Paralysis – Life Sentence (Self-Released)Tuesday, 27th June 2017
Steadily refining their outlook and solidifying a new lineup, New Jersey crossover thrash act Paralysis felt the time is ripe for a full-length collection of songs, which we have in this 10 song album Life Sentence. Only guitarist/vocalist Jon Plemenik and lead guitarist Ron Iglesias remain from 2016’s You Can’t Win recording lineup – the band gaining a versatile bassist in Patrick Harte while scooping Xenophile drummer Matt Pavlik to handle the percussion duties for this quartet as well. It’s obvious right away the four-piece have spent time honing in on diverse songwriting that keeps the energy level on high, pushing key musical hooks, transitions, and gang-oriented choruses which allow for stronger brain/body retention.
Proudly embracing an East Coast attitude and execution, these songs possess the right aggression and tenacity while also taking into consideration moments where the musicianship shines.
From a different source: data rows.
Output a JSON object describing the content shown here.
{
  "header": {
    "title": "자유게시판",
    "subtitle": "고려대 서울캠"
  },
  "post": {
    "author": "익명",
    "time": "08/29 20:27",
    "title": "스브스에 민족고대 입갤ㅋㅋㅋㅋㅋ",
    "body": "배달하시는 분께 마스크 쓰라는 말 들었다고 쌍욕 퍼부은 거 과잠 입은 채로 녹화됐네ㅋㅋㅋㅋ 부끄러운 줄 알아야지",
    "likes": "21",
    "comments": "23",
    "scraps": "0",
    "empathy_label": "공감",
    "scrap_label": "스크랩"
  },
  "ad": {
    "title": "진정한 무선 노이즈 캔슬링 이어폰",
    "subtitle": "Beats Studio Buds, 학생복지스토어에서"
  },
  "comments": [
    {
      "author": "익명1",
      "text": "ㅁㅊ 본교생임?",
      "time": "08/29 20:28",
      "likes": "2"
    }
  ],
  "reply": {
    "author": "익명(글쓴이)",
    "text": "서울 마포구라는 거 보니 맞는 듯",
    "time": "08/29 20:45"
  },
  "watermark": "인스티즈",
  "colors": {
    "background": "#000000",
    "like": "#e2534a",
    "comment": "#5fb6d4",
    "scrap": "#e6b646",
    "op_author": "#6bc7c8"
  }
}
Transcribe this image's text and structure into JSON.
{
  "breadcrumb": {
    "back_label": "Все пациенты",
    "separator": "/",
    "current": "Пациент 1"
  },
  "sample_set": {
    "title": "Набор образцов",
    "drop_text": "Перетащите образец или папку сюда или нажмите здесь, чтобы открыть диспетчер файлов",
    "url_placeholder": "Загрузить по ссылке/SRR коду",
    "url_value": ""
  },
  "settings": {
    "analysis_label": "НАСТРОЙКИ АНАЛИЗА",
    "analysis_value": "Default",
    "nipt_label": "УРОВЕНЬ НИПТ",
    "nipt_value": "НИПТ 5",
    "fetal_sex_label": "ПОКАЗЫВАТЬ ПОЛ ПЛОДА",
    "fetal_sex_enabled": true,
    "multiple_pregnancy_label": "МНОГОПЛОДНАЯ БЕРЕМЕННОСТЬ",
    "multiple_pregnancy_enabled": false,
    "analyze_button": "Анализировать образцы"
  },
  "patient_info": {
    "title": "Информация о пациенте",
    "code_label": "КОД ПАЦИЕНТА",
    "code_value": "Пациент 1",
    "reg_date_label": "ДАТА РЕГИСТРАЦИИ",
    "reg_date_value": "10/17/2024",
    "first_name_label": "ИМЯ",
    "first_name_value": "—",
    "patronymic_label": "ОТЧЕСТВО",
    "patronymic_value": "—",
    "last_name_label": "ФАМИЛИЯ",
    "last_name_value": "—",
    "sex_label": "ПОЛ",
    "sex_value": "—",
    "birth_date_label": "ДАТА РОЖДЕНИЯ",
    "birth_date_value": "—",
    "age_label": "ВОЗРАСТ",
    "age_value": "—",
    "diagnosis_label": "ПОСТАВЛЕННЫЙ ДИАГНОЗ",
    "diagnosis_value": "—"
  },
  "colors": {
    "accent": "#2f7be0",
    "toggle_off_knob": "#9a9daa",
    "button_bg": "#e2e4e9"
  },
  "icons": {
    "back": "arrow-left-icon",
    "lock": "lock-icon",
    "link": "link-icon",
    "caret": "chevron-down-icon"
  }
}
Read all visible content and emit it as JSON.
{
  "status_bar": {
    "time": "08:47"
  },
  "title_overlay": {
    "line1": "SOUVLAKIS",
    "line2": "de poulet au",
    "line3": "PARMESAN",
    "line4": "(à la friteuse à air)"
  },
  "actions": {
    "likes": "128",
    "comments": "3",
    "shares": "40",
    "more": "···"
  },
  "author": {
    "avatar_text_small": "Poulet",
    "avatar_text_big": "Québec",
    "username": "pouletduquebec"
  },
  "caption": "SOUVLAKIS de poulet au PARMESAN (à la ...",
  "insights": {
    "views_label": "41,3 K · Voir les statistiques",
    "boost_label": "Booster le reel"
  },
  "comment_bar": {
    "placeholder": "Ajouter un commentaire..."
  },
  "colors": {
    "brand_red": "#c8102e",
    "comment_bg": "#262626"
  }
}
Patrick in particular places his bass skills front and center – channeling Steve Harris and D.D. Verni during the crushing title cut, while weaving low end magic during the more melodic/ anthem-oriented “Think It’s Right”. Matt also keeps his parts very straightforward and tasteful, not necessarily being as progressive-minded as his work in Xenophile – knowing when to lay back into proper groove mechanics for opener “Ignorance” while also explosive and relentless on the super intense thrashing closer “Karma”. Jon and Ron as guitarists keep their playing sharp and focused – the transitions are very tight, the lead breaks properly enhancing the songs and not just self-serving to showcase technical intricacies. The shifting riffs for “Misery” in particular stood out, bringing up everything from Anthrax and Nuclear Assault, while revamping the previous EP’s “All Your Lies” for the better, the rhythmic wall obliterating all comers, the half-time tempo transition giving the track that added melodic nuance and slam factor.
Jon’s vocals this time around have more rasp, grit, and forcefulness – still very much in that Mille semi-growl mold, but still discernible throughout. Some of his best work takes place on the shorter “Nothing But Death” which has a bit of that old S.O.D. feel to it, as well as the varied screaming he employs during a more mid-tempo effort like “Your Will”. Overall, Life Sentence crushes Paralysis’ previous offerings because the band stepped up their game in all phases of songwriting, performance, production – representing what this scribe saw and felt seeing this band on stage live. Well done, gentlemen.